- Died: November 2024
- Education: Secondary school in Crosby, Merseyside
- Alma mater: Cardiff University
- Occupations: Podcaster; radio journalist; newsreader; voiceover artist
- Years active: 1980s–2024
- Known for: The Unexplained (radio show and podcast)

= Howard Hughes (radio presenter) =

English podcaster and journalist (died 2024)

Howard Hughes (died November 2024) was a British podcaster, and journalist working in radio. Hughes presented news bulletins on many UK radio stations. He also presented The Unexplained, a radio show and podcast which was about unexplained and unexplainable events.

== Education ==
Hughes attended a secondary school in Crosby, Merseyside. His journalistic training took place at Cardiff University.

== Career ==
Very early in his career, Hughes worked at a pirate radio station, Radio Nova, in the Republic of Ireland. He then worked at Radio Wyvern, a radio station in Worcester, England; his activities in his time at the station included newsreading and newsgathering, presenting the breakfast show and presenting the afternoon show. In 1988, he left the station and began working at County Sound in Guildford.

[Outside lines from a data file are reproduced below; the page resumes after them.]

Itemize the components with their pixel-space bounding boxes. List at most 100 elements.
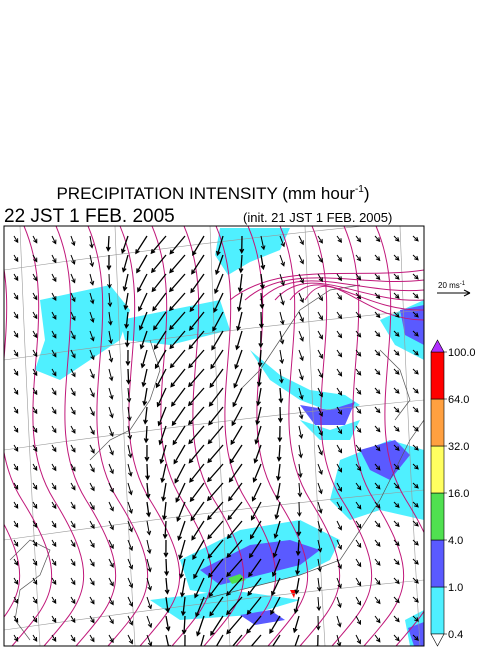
isobar <box>4 523 21 618</box>
wind-vector <box>208 387 224 407</box>
wind-vector <box>228 482 243 502</box>
wind-vector <box>145 463 151 481</box>
wind-vector <box>32 520 38 528</box>
wind-vector <box>141 368 148 388</box>
wind-vector <box>412 577 419 584</box>
valid-time: 22 JST 1 FEB. 2005 <box>4 206 175 227</box>
precip-intense <box>290 590 296 598</box>
wind-vector <box>32 292 38 301</box>
wind-vector <box>279 330 285 345</box>
title-main: PRECIPITATION INTENSITY (mm hour <box>56 184 355 203</box>
wind-vector <box>315 615 321 631</box>
wind-vector <box>108 615 114 625</box>
wind-vector <box>355 406 362 414</box>
wind-vector <box>374 311 381 319</box>
wind-vector <box>269 615 281 634</box>
wind-vector <box>13 387 19 395</box>
wind-vector <box>294 634 300 646</box>
wind-vector <box>214 273 224 295</box>
wind-vector <box>233 368 243 389</box>
wind-vector <box>32 349 38 358</box>
wind-vector <box>152 292 167 312</box>
wind-vector <box>355 235 362 243</box>
meridian <box>304 226 326 646</box>
wind-vector <box>191 520 205 541</box>
wind-vector <box>317 235 323 244</box>
wind-vector <box>126 387 132 403</box>
wind-vector <box>164 577 170 595</box>
wind-vector <box>143 425 149 444</box>
wind-vector <box>70 273 76 284</box>
wind-vector <box>256 368 262 387</box>
colorbar-label: 32.0 <box>448 441 469 453</box>
wind-vector <box>169 349 186 369</box>
wind-vector <box>393 482 400 489</box>
wind-vector <box>228 463 243 483</box>
wind-vector <box>279 311 285 326</box>
wind-vector <box>207 558 224 579</box>
wind-vector <box>336 444 343 454</box>
wind-vector <box>13 463 19 471</box>
isobar <box>119 226 181 646</box>
wind-vector <box>374 577 381 586</box>
wind-vector <box>108 596 114 606</box>
wind-vector <box>107 273 112 289</box>
wind-vector <box>292 615 300 634</box>
wind-vector <box>412 634 419 641</box>
wind-vector <box>140 349 148 369</box>
wind-vector <box>142 387 148 407</box>
wind-vector <box>146 596 153 610</box>
wind-vector <box>355 482 362 491</box>
wind-vector <box>231 406 243 427</box>
wind-vector <box>108 558 114 568</box>
wind-vector <box>336 501 342 512</box>
wind-vector <box>251 482 262 502</box>
wind-vector <box>258 311 264 329</box>
key-arrowhead <box>463 289 471 297</box>
wind-vector <box>215 634 224 646</box>
wind-vector <box>355 387 362 395</box>
wind-vector <box>374 520 381 528</box>
wind-vector <box>188 444 205 464</box>
colorbar-segment <box>430 492 445 541</box>
wind-vector <box>412 273 419 280</box>
wind-vector <box>206 501 224 521</box>
wind-vector <box>374 463 381 471</box>
wind-vector <box>177 520 186 542</box>
wind-vector <box>246 615 262 634</box>
colorbar-over <box>430 339 445 353</box>
wind-vector <box>374 482 381 490</box>
wind-vector <box>108 425 114 438</box>
wind-vector <box>108 577 114 587</box>
wind-vector <box>374 368 381 376</box>
wind-vector <box>297 463 303 478</box>
wind-vector <box>108 387 114 400</box>
wind-vector <box>246 596 262 615</box>
wind-vector <box>159 444 167 465</box>
wind-vector <box>184 634 186 646</box>
wind-vector <box>70 387 76 397</box>
isobar <box>279 226 341 646</box>
wind-vector <box>336 463 343 473</box>
wind-vector <box>412 368 419 375</box>
wind-vector <box>70 330 76 340</box>
wind-vector <box>51 539 57 548</box>
wind-vector <box>297 501 302 517</box>
wind-vector <box>13 615 19 623</box>
wind-vector <box>163 539 169 558</box>
wind-vector <box>190 273 205 294</box>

Hughes moved to presenting the news for Independent Radio News in the early 1990s, and following this he worked at BBC Radio Berkshire, a station which he would return to many years later. After this, he worked at Capital Radio in London on the station's breakfast show, which was presented by Chris Tarrant. He presented the show's news bulletins, which included presenting the news on location when the show travelled to other countries.

In the early half of the 2000s, Hughes provided voiceovers for TV shows in the UK, including Cilla's Moment of Truth and Simply The Best. In around 2000, Hughes started being the voiceover for the British Comedy Awards; he held this role for at least five years.

Hughes then worked at LBC, talkSPORT and Smooth Radio; whilst at talkSPORT, he presented a show about unexplained events called The Unexplained. The show continued as a podcast after it was dropped by talkSPORT, and a separate radio version of the show was broadcast on talkRADIO on Sunday late evenings and Monday early mornings from early 2016 until 2023 or 2024.

In 2014, Hughes started presenting a show on BBC Radio Berkshire which was broadcast between 6 am and 8 am on Saturdays. This show ended in 2019. Hughes also read the news on the station's weekday breakfast show, which was hosted by Andrew Peach.

== Death ==
In November 2024, it was announced that Hughes had died earlier in the month. Tributes were paid by many former colleagues.